The exhibition offers a variety of art experiences - but still gives just a little look into the diversity that lies behind the artist names Lærke Lauta, Christina Hamre, Christina Augustesen, Anne Marie Ploug and Katrine Hvid. A little insight into each of the five prominent artists' production. An exquisite selection of appetizers .
The five artists each have their own distinctive idiom, each their grasp on the materials and each their back catalog of ideas, sources of inspiration and collaborators. Nevertheless, the works that can be experienced at this exhibition also appear to meet in different tracks. Crosswise, artwork and artwork in between.
One of these tracks could be about the poetry that arises when the constituents of a work allow partial, underlying elements to emerge.

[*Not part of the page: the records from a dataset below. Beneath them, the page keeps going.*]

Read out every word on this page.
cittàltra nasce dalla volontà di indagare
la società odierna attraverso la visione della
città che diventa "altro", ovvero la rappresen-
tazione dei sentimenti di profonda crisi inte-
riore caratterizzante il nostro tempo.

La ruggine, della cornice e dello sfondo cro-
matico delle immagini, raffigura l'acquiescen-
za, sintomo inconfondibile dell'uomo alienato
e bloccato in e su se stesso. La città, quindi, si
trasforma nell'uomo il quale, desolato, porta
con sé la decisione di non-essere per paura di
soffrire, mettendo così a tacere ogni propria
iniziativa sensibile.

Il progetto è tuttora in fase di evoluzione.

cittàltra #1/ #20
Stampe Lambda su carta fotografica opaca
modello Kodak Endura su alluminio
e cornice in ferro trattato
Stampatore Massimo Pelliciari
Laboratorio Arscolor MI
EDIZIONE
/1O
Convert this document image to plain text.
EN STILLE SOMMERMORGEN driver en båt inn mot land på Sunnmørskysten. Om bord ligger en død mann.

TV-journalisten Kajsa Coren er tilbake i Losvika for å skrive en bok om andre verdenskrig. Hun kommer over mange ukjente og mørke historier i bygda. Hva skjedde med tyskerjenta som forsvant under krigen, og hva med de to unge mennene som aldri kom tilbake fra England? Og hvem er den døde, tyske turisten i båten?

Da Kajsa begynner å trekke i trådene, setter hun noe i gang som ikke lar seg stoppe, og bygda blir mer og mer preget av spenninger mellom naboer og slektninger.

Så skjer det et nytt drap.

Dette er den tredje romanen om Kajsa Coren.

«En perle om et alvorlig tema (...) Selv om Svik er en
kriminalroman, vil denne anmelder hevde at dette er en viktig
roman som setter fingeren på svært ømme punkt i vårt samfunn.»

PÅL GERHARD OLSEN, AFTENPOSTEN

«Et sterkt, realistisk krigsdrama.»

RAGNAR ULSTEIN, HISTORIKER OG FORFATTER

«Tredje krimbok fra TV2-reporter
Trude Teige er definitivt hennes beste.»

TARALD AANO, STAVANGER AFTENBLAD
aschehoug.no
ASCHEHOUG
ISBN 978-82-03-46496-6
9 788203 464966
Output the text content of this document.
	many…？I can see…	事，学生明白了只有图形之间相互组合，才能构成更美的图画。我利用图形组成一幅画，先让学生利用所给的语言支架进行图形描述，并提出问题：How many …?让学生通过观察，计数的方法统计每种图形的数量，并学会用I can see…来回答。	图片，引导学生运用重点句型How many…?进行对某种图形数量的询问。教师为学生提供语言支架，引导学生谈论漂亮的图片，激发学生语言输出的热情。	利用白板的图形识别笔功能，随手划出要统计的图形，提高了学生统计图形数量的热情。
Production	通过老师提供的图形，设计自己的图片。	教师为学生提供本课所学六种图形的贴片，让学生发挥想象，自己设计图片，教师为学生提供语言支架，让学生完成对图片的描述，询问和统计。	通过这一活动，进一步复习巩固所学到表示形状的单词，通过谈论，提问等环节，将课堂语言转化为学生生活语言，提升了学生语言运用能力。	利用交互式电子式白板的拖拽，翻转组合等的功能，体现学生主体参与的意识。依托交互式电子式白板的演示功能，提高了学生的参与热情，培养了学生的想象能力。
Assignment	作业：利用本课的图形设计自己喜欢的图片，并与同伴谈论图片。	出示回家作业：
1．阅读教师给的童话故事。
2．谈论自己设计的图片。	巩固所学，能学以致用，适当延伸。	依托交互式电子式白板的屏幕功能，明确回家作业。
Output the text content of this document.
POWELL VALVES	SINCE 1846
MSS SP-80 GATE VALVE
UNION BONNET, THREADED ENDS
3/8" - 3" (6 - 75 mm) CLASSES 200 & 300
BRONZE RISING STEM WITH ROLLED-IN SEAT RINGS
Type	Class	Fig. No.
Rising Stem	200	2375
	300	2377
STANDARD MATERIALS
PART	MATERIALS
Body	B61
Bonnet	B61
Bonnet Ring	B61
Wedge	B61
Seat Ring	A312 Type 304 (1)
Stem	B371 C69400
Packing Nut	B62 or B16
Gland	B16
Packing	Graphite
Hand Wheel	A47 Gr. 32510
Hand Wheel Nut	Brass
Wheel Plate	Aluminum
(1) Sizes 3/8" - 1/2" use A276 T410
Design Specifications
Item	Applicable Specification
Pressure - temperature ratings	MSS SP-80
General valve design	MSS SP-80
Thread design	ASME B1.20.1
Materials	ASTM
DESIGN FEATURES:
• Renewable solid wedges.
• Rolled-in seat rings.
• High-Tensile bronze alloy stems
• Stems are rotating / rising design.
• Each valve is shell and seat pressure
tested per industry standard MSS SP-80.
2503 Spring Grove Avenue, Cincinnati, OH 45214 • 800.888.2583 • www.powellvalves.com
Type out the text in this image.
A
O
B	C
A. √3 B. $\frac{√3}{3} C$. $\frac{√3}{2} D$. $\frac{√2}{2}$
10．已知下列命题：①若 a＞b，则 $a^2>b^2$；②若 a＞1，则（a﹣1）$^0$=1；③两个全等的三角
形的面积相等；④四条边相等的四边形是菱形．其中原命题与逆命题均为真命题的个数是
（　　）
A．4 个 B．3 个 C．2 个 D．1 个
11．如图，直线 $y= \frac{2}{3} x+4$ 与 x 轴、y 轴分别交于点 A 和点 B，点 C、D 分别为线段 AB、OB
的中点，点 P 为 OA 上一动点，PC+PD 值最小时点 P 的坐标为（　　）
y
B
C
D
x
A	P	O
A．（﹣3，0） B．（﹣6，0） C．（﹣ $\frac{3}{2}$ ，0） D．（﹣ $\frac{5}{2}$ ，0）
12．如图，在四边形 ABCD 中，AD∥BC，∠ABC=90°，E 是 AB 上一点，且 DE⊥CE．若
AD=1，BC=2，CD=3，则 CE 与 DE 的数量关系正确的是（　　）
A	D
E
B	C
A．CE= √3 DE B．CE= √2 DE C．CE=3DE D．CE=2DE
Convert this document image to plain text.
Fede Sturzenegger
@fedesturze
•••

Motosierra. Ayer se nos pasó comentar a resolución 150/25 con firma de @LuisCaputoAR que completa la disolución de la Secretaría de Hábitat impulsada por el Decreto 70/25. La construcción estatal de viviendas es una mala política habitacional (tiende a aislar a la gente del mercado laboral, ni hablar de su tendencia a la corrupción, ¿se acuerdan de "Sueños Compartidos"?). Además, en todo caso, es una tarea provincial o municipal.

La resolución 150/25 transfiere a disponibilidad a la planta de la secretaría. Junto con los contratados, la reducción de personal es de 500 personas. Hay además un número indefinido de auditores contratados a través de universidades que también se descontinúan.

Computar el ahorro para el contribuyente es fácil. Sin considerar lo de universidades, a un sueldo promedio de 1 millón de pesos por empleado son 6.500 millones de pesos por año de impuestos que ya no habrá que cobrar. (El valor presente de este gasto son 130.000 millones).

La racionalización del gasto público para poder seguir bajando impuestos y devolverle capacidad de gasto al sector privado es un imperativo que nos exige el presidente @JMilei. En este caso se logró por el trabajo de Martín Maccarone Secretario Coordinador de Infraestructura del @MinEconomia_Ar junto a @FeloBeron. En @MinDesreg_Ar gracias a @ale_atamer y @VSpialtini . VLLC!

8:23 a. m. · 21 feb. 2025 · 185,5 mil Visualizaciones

We find such 'poetic transparency' when Christina Hamre blurs her collages with suede pieces sewn on top of the motifs, but without covering them completely. We find it in Lærke Lauta's paintings, where the colors appear to be so diluted that they lie just like a thin membrane over the rough surface of the paper. And we meet it when Katrine White lets her otherwise strictly geometric figures stand and vibrate in a dense web of thin, colored lines.
A very different track is the graphic clarity that is on the way of several of the artists, not least Katrine Hvid. Anne Marie Ploug also crosses this track. For decades, she has worked with a simplified, pictogram-like aesthetic that makes her works instantly readable. She has since transferred this technique from paper and canvas to plaster reliefs. In Plugg's latest graphic works, we also recognize some of the overlapping motifs that are also at stake with Christina Hamre. Among other things, there are references to the 16th-century painter Caravaggio stored in some of her graphic works at this exhibition.
Finally, in the exhibition we can follow a trail that deals with materials and our feelings about them. Here are canvases, fabrics and papers that you want to iron your hand over - just to feel if they are what they pretend to be. But we also cross the track of materiality to a large extent when we face Christina Augustesen's light works. For what are we seeing? Is it modern editions of Mark Rothko's color swatches from the 1940s and 50s that have been turned into glass here? Apparently, at least something else is also at stake in the color change of the light surfaces: a disruption of the two-dimensionality that the plates impose, but which is obstructed when we consider the light works from the side.